After dabbling for some years in fiction and poetry, he completed his first play, The Zoo Story (1958), when he was 30. He's best known for Who's Afraid of Virginia Woolf? (1962), which was his first Broadway play and a runaway hit.
Today is the 60th birthday of poet and fiction author Naomi Shihab Nye (books by this author), born in St. Louis, Missouri (1952). Her father was Palestinian, and her mother was American. Nye grew up in St. Louis, Ramallah, Jerusalem, and San Antonio, Texas. She began writing poetry almost as soon as she learned to write, and she's always been interested in the intersections of different cultures. Her work is often inspired by her Mexican-American neighbors in San Antonio, where she still lives. Since the 9/11 attacks, she has become an outspoken advocate for Arab-Americans. Her latest book is a collection of very short stories: There is No Long Distance Now (2011).
She said, "Poetry calls us to pause. There is so much we overlook, while the abundance around us continues to shimmer, on its own."
It's the birthday of Carl Hiaasen (books by this author), born in Plantation, Florida (1953). He's had a weekly column for The Miami Herald since 1985. He's written several novels for adults, and a handful for younger readers; his young-adult novel Hoot (2002) won the Newbery Award. His most recent novel, Star Island, was published in 2010, and he has a new young adult novel, Chomp, due out later this month.

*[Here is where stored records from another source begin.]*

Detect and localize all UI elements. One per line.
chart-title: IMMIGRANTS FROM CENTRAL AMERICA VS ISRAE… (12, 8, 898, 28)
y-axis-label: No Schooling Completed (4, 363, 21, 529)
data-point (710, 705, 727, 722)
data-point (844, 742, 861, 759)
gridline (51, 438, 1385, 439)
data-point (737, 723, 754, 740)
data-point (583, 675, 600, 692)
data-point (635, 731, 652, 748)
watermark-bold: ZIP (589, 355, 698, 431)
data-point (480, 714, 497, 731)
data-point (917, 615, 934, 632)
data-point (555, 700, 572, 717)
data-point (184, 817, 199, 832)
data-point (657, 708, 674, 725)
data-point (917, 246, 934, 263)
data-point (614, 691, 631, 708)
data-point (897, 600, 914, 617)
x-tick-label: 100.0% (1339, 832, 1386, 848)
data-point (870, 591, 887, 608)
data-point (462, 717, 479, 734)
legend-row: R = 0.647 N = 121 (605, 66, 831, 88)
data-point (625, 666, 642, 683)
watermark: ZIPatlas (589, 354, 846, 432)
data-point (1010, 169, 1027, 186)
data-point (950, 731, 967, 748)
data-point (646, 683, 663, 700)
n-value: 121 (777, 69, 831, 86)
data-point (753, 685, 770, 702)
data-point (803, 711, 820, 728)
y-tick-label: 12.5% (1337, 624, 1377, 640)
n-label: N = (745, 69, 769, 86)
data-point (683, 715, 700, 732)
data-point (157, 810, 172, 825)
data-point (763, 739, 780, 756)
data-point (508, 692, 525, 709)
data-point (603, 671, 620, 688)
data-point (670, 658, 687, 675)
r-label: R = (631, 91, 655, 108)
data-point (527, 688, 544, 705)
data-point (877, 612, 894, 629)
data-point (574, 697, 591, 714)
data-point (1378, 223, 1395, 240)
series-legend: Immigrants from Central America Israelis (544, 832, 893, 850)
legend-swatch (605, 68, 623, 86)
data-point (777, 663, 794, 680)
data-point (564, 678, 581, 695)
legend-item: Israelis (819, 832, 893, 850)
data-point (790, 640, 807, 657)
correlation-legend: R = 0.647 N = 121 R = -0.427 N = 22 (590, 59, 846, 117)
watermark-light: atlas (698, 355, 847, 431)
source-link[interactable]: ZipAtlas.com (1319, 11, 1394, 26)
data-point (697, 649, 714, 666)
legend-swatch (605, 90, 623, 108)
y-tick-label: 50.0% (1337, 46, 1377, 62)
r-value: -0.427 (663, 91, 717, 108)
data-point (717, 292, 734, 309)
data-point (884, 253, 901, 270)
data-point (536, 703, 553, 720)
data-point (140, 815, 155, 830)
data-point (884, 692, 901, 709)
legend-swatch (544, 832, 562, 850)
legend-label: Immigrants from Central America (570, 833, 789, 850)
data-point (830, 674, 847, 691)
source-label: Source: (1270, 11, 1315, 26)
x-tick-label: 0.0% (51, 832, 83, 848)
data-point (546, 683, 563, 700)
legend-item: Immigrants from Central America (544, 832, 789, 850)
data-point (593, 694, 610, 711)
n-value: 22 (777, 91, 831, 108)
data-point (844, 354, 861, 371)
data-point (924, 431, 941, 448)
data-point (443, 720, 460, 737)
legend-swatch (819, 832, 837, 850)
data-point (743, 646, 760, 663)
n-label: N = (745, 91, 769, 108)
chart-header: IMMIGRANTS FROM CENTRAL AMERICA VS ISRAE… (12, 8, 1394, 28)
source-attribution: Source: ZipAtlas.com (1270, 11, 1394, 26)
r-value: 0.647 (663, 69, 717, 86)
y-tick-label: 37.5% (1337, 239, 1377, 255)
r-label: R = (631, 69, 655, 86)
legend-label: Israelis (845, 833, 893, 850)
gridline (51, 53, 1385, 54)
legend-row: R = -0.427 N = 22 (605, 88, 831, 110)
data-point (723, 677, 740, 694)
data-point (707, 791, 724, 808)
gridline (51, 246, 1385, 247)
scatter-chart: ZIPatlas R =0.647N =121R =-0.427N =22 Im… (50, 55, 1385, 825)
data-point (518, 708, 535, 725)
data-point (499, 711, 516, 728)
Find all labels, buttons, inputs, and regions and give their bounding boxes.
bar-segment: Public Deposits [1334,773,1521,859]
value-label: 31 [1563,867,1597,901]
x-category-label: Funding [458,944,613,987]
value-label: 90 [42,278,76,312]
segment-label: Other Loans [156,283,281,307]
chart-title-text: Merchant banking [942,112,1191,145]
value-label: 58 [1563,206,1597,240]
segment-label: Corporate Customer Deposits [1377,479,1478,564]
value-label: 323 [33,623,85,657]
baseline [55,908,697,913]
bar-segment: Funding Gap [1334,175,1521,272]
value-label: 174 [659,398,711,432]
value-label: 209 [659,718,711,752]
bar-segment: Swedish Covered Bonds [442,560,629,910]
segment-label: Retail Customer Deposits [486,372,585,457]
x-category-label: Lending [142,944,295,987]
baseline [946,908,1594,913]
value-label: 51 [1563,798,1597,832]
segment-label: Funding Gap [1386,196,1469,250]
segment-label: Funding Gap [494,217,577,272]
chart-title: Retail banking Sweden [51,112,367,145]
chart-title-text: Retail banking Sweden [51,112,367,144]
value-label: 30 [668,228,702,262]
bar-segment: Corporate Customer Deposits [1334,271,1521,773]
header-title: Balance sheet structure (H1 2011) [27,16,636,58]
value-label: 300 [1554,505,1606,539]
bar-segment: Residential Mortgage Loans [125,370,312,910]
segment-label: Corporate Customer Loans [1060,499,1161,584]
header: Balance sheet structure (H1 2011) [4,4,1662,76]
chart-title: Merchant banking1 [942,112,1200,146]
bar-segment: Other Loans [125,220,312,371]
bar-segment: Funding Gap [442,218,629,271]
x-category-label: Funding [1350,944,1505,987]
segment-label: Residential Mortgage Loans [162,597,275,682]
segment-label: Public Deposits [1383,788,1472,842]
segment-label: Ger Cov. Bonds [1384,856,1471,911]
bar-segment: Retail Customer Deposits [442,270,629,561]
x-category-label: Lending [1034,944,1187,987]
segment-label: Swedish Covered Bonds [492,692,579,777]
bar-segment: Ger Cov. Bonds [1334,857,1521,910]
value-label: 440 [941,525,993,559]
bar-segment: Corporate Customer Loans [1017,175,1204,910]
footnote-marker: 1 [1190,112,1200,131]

Today is the birthday of Dave Eggers (books by this author), born in Boston, Massachusetts (1970). He grew up in Lake Forest, Illinois, and wanted to be a cartoonist. When he was in college at the University of Illinois, both his parents died of cancer within six months, and he was completely on his own at the age of 21. He later said: "On the one hand you are so completely bewildered that something so surreal and incomprehensible could happen. At the same time, suddenly the limitations or hesitations that you might have imposed on yourself fall away. There's a weird, optimistic recklessness that could easily be construed as nihilism but is really the opposite. You see that there is a beginning and an end and that you have only a certain amount of time to act. And you want to get started." He was also made the guardian of his eight-year-old brother, Christopher, so he had to drop out of college to support the family, and wrote about it in his best-selling memoir, A Heartbreaking Work of Staggering Genius (2000).
Eggers is the founder of the literary magazine The Believer; the literary journal-cum-website McSweeney's, and the non-profit literacy center 826 Valencia. His most recent books, all published in 2009, include Zeitoun, The Wild Things, a novel inspired by the classic children's book Where the Wild Things Are; and Cold Fusion, a humor book co-authored with his brother Christopher.